When you hire Special Support Services, you will be assigned a case leader who will serve as your primary point of contact. The case leader works with the entire Special Support Services team to troubleshoot issues as they arise. Our team includes:
Amber Decker, Senior Family Peer Advocate, (pictured left) excels at analyzing case-specific situations and working with families to implement real-world solutions using human resources, education and training. After 3 years of serving as a freelance advocate, Amber started Special Support Services in 2017 with the aim of providing direct 1:1 peer support for parents of children with disabilities. Previously, she spent 8 years preparing medical, human resources and judicial reports, organizing evidence and records for administrative hearings, fair hearings and reviews as well as mentoring dozens of parents of students with disabilities.
In addition to years of doing extensive research on educational advocacy, she has completed the New York State Family Peer Advocate Credential process from Families Together in NY State; the NY Partners in Policymaking program; is a Support Parent with Parents for Parents, and is a certified IEP Parent Member. Among her many affiliations, she was previously a member of the Parent Advisory Panel for New York Legal Services, assisting in policy recommendations for crisis and de-escalation in public schools. Currently she is a coalition member of Medicaid Matters New York, Steering Group; on the Advisory Council for the Protection and Advocacy for Individuals with Mental Illness (PAIMI); and a current elected member of the Citywide Council on Special Education for the New York City Department of Education. She is a graduate of Hunter College, product of the NYC public school system, and a native New Yorker. She lives in Brooklyn with her son and their dog, Andy.
Jennifer Choi, Parent Advocate (pictured center) specializes in helping students with disabilities in using assistive technology devices and services in order to work faster, better, and with less stress! A former NYU School of Medicine publicist and youth services provider, Jenn was introduced to the world of special education 10 years ago. Having two sons with disabilities, she realized that she had to learn as much as she could in order to best advocate for them. By necessity and curiosity, Jenn studied many evidence-based methods proven to help children with learning disabilities overcome their challenges.

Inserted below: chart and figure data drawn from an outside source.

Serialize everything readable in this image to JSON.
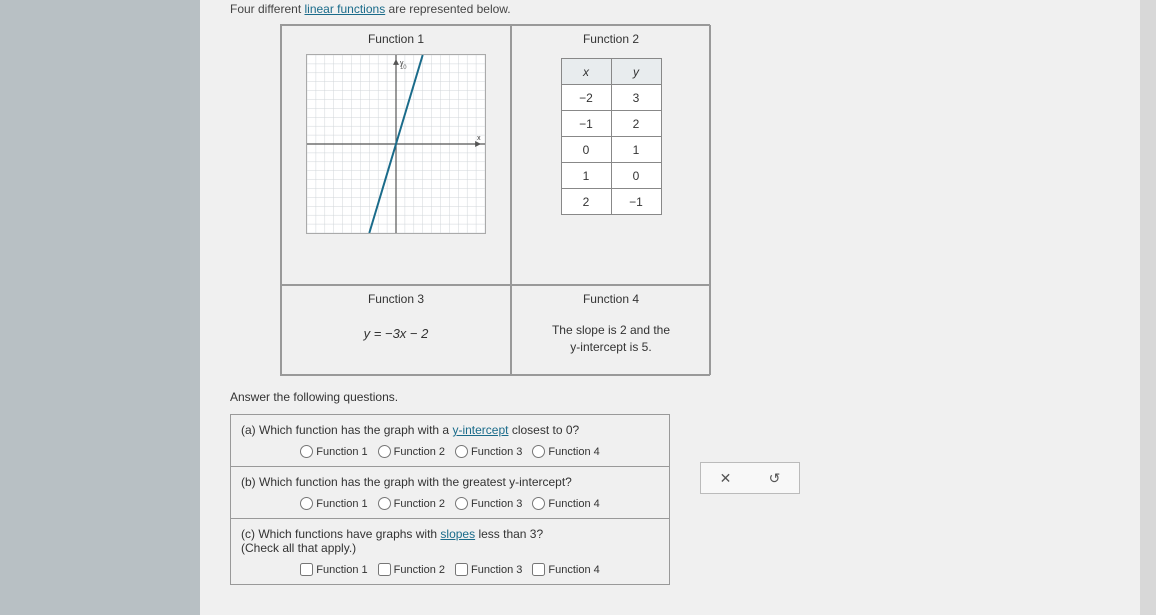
{
  "intro_prefix": "Four different ",
  "intro_link": "linear functions",
  "intro_suffix": " are represented below.",
  "functions": {
    "f1": {
      "title": "Function 1"
    },
    "f2": {
      "title": "Function 2",
      "table": {
        "headers": [
          "x",
          "y"
        ],
        "rows": [
          [
            "−2",
            "3"
          ],
          [
            "−1",
            "2"
          ],
          [
            "0",
            "1"
          ],
          [
            "1",
            "0"
          ],
          [
            "2",
            "−1"
          ]
        ]
      }
    },
    "f3": {
      "title": "Function 3",
      "equation": "y = −3x − 2"
    },
    "f4": {
      "title": "Function 4",
      "text1": "The slope is 2 and the",
      "text2": "y-intercept is 5."
    }
  },
  "graph": {
    "xmin": -10,
    "xmax": 10,
    "ymin": -10,
    "ymax": 10,
    "grid_color": "#cfd6d9",
    "axis_color": "#555",
    "line_color": "#1a6b8a",
    "line_p1": [
      -3,
      -10
    ],
    "line_p2": [
      3,
      10
    ]
  },
  "answer_intro": "Answer the following questions.",
  "questions": {
    "a": {
      "text_prefix": "(a) Which function has the graph with a ",
      "text_link": "y-intercept",
      "text_suffix": " closest to 0?",
      "options": [
        "Function 1",
        "Function 2",
        "Function 3",
        "Function 4"
      ],
      "type": "radio"
    },
    "b": {
      "text": "(b) Which function has the graph with the greatest y-intercept?",
      "options": [
        "Function 1",
        "Function 2",
        "Function 3",
        "Function 4"
      ],
      "type": "radio"
    },
    "c": {
      "text_prefix": "(c) Which functions have graphs with ",
      "text_link": "slopes",
      "text_suffix": " less than 3?",
      "sub": "(Check all that apply.)",
      "options": [
        "Function 1",
        "Function 2",
        "Function 3",
        "Function 4"
      ],
      "type": "checkbox"
    }
  },
  "side": {
    "close": "✕",
    "reset": "↺"
  }
}
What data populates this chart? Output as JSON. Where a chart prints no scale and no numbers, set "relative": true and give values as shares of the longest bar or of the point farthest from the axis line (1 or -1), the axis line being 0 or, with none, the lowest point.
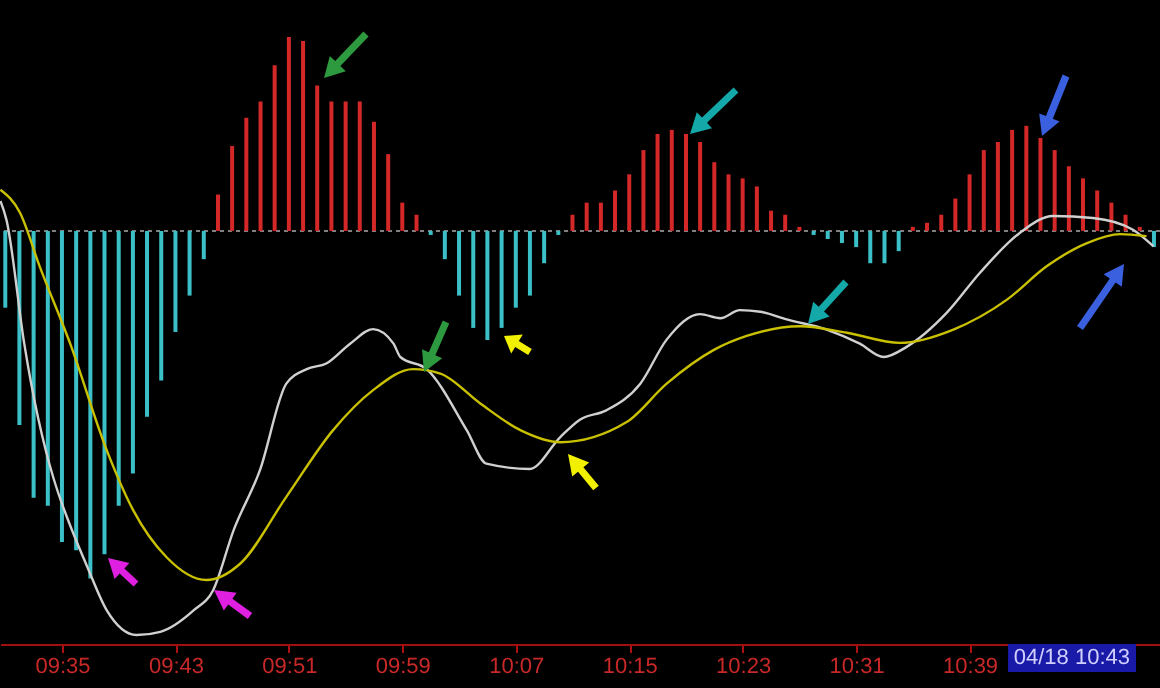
{
  "chart_data": {
    "type": "bar",
    "relative": true,
    "x": [
      9.5167,
      9.5333,
      9.55,
      9.5667,
      9.5833,
      9.6,
      9.6167,
      9.6333,
      9.65,
      9.6667,
      9.6833,
      9.7,
      9.7167,
      9.7333,
      9.75,
      9.7667,
      9.7833,
      9.8,
      9.8167,
      9.8333,
      9.85,
      9.8667,
      9.8833,
      9.9,
      9.9167,
      9.9333,
      9.95,
      9.9667,
      9.9833,
      10,
      10.0167,
      10.0333,
      10.05,
      10.0667,
      10.0833,
      10.1,
      10.1167,
      10.1333,
      10.15,
      10.1667,
      10.1833,
      10.2,
      10.2167,
      10.2333,
      10.25,
      10.2667,
      10.2833,
      10.3,
      10.3167,
      10.3333,
      10.35,
      10.3667,
      10.3833,
      10.4,
      10.4167,
      10.4333,
      10.45,
      10.4667,
      10.4833,
      10.5,
      10.5167,
      10.5333,
      10.55,
      10.5667,
      10.5833,
      10.6,
      10.6167,
      10.6333,
      10.65,
      10.6667,
      10.6833,
      10.7,
      10.7167,
      10.7333,
      10.75,
      10.7667,
      10.7833,
      10.8,
      10.8167,
      10.8333,
      10.85,
      10.8667
    ],
    "xlim": [
      9.5105,
      10.8738
    ],
    "xticks": [
      {
        "value": 9.5833,
        "label": "09:35"
      },
      {
        "value": 9.7167,
        "label": "09:43"
      },
      {
        "value": 9.85,
        "label": "09:51"
      },
      {
        "value": 9.9833,
        "label": "09:59"
      },
      {
        "value": 10.1167,
        "label": "10:07"
      },
      {
        "value": 10.25,
        "label": "10:15"
      },
      {
        "value": 10.3833,
        "label": "10:23"
      },
      {
        "value": 10.5167,
        "label": "10:31"
      },
      {
        "value": 10.65,
        "label": "10:39"
      }
    ],
    "annotations": [
      "04/18 10:43"
    ],
    "ref_lines": [
      {
        "axis": "y",
        "value": 0,
        "color": "#808080",
        "line_style": "dotted"
      }
    ],
    "series": [
      {
        "color": "#d42828",
        "values": [
          null,
          null,
          null,
          null,
          null,
          null,
          null,
          null,
          null,
          null,
          null,
          null,
          null,
          null,
          null,
          0.09,
          0.21,
          0.28,
          0.32,
          0.41,
          0.48,
          0.47,
          0.36,
          0.32,
          0.32,
          0.32,
          0.27,
          0.19,
          0.07,
          0.04,
          null,
          null,
          null,
          null,
          null,
          null,
          null,
          null,
          null,
          null,
          0.04,
          0.07,
          0.07,
          0.1,
          0.14,
          0.2,
          0.24,
          0.25,
          0.24,
          0.22,
          0.17,
          0.14,
          0.13,
          0.11,
          0.05,
          0.04,
          0.01,
          null,
          null,
          null,
          null,
          null,
          null,
          null,
          0.01,
          0.02,
          0.04,
          0.08,
          0.14,
          0.2,
          0.22,
          0.25,
          0.26,
          0.23,
          0.2,
          0.16,
          0.13,
          0.1,
          0.07,
          0.04,
          0.01,
          null
        ]
      },
      {
        "color": "#3cc0c8",
        "values": [
          -0.19,
          -0.48,
          -0.66,
          -0.68,
          -0.77,
          -0.79,
          -0.86,
          -0.8,
          -0.68,
          -0.6,
          -0.46,
          -0.37,
          -0.25,
          -0.16,
          -0.07,
          null,
          null,
          null,
          null,
          null,
          null,
          null,
          null,
          null,
          null,
          null,
          null,
          null,
          null,
          null,
          -0.01,
          -0.07,
          -0.16,
          -0.24,
          -0.27,
          -0.24,
          -0.19,
          -0.16,
          -0.08,
          -0.01,
          null,
          null,
          null,
          null,
          null,
          null,
          null,
          null,
          null,
          null,
          null,
          null,
          null,
          null,
          null,
          null,
          null,
          -0.01,
          -0.02,
          -0.03,
          -0.04,
          -0.08,
          -0.08,
          -0.05,
          null,
          null,
          null,
          null,
          null,
          null,
          null,
          null,
          null,
          null,
          null,
          null,
          null,
          null,
          null,
          null,
          null,
          -0.04
        ]
      },
      {
        "type": "line",
        "color": "#d0d0d0",
        "x": [
          9.511,
          9.518,
          9.539,
          9.618,
          9.636,
          9.671,
          9.699,
          9.738,
          9.761,
          9.785,
          9.816,
          9.847,
          9.871,
          9.894,
          9.922,
          9.949,
          9.973,
          9.981,
          10.012,
          10.059,
          10.082,
          10.133,
          10.169,
          10.192,
          10.223,
          10.263,
          10.294,
          10.333,
          10.357,
          10.38,
          10.404,
          10.435,
          10.482,
          10.521,
          10.549,
          10.576,
          10.623,
          10.662,
          10.709,
          10.748,
          10.795,
          10.842,
          10.866
        ],
        "values": [
          0.074,
          0.028,
          -0.279,
          -0.856,
          -0.939,
          -1,
          -0.992,
          -0.939,
          -0.889,
          -0.741,
          -0.592,
          -0.378,
          -0.342,
          -0.328,
          -0.279,
          -0.243,
          -0.279,
          -0.312,
          -0.342,
          -0.493,
          -0.576,
          -0.589,
          -0.51,
          -0.467,
          -0.444,
          -0.378,
          -0.269,
          -0.206,
          -0.216,
          -0.196,
          -0.2,
          -0.219,
          -0.244,
          -0.279,
          -0.312,
          -0.287,
          -0.203,
          -0.104,
          -0.005,
          0.037,
          0.032,
          0.003,
          -0.038
        ]
      },
      {
        "type": "line",
        "color": "#c8c000",
        "x": [
          9.511,
          9.534,
          9.557,
          9.593,
          9.636,
          9.667,
          9.706,
          9.753,
          9.793,
          9.847,
          9.902,
          9.949,
          9.996,
          10.028,
          10.075,
          10.122,
          10.169,
          10.247,
          10.294,
          10.349,
          10.388,
          10.451,
          10.506,
          10.568,
          10.631,
          10.694,
          10.741,
          10.788,
          10.827,
          10.858
        ],
        "values": [
          0.102,
          0.045,
          -0.087,
          -0.279,
          -0.543,
          -0.691,
          -0.807,
          -0.864,
          -0.823,
          -0.658,
          -0.493,
          -0.394,
          -0.342,
          -0.353,
          -0.427,
          -0.493,
          -0.523,
          -0.473,
          -0.378,
          -0.295,
          -0.26,
          -0.236,
          -0.252,
          -0.277,
          -0.244,
          -0.17,
          -0.087,
          -0.03,
          -0.008,
          -0.013
        ]
      }
    ]
  }
}
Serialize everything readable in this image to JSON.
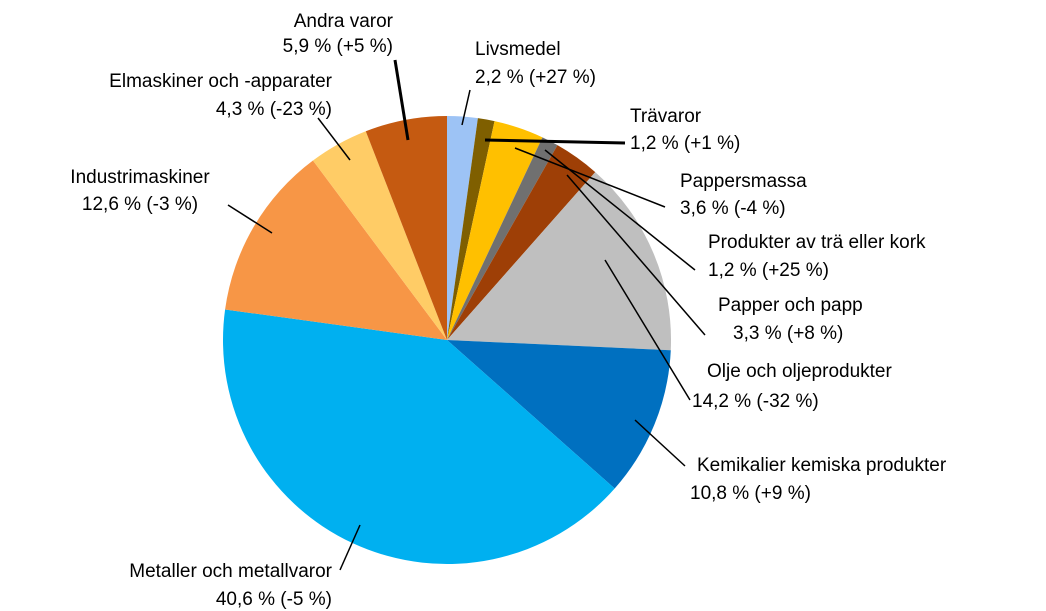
{
  "chart_data": {
    "type": "pie",
    "categories": [
      "Livsmedel",
      "Trävaror",
      "Pappersmassa",
      "Produkter av trä eller kork",
      "Papper och papp",
      "Olje och oljeprodukter",
      "Kemikalier kemiska produkter",
      "Metaller och metallvaror",
      "Industrimaskiner",
      "Elmaskiner och -apparater",
      "Andra varor"
    ],
    "values": [
      2.2,
      1.2,
      3.6,
      1.2,
      3.3,
      14.2,
      10.8,
      40.6,
      12.6,
      4.3,
      5.9
    ],
    "value_labels": [
      "2,2 % (+27 %)",
      "1,2 % (+1 %)",
      "3,6 % (-4 %)",
      "1,2 % (+25 %)",
      "3,3 % (+8 %)",
      "14,2 % (-32 %)",
      "10,8 % (+9 %)",
      "40,6 % (-5 %)",
      "12,6 % (-3 %)",
      "4,3 % (-23 %)",
      "5,9 % (+5 %)"
    ],
    "colors": [
      "#9dc3f5",
      "#7f5f00",
      "#ffc000",
      "#707070",
      "#9e3f06",
      "#bfbfbf",
      "#0070c0",
      "#00b0f0",
      "#f79646",
      "#ffcc66",
      "#c55a11"
    ]
  }
}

Her journey led her to create an online toy and tool information resource, Toys as Tools, which featured expert interviews from speech language pathologists and occupational therapists, among others, as well as diligent product testing to help parents choose and use toys therapeutically and for fun. She became a regular contributor to Forbes, Quartz and other national outlets. Toy testing gave her entry into the world of assistive and instructional technology, which Jenn found critical to the success of many students receiving special education services.
In the last 2 years, she has served as an advocate and consultant, holding seminars on assistive technology and topics such as, “how 2e students can best navigate the NYC high school admissions process.” In addition to social cognition and executive function skills training, Jenn has trained in The Writing Revolution method, which she finds is an effective solution for students who have difficulty generating written work for academic courses (essays, note taking, reports). Seven years ago, she started 2eNYC, the city’s only listserv for parents of twice-exceptional children (now at over 400 members). She also proudly serves on the board of Twice Exceptional Children’s Advocacy, TECA.
Rachel Ford, Parent Advocate (pictured right)offers guidance in designing special education supports to help students with disabilities, particularly those who identify as twice-exceptional or 2e. She is especially well-versed in the NYC ASD Nest application process and program offerings. While she has served as volunteer parent advocate for the past three years, she has received additional training through the Wrightslaw special education law and advocacy program. She is a strong believer in community organizing, and has started many parent action groups at schools throughout the city. She also runs the unofficial citywide listserv for parents in the ASD Nest program. Among her many affiliations, she is a member of COPAA as well as advocacy group 2eNYC, through which she helped draft and publish the first ever survey of public and private school parents, the 2018 2eNYC Parent Survey and Results.
Prior to joining Special Support Services, she spent 20 years honing her negotiation skills in the field of nonprofit management; most notably holding senior positions at Creative Time, HERE Arts Center and the Doris Duke Performing Artist Awards.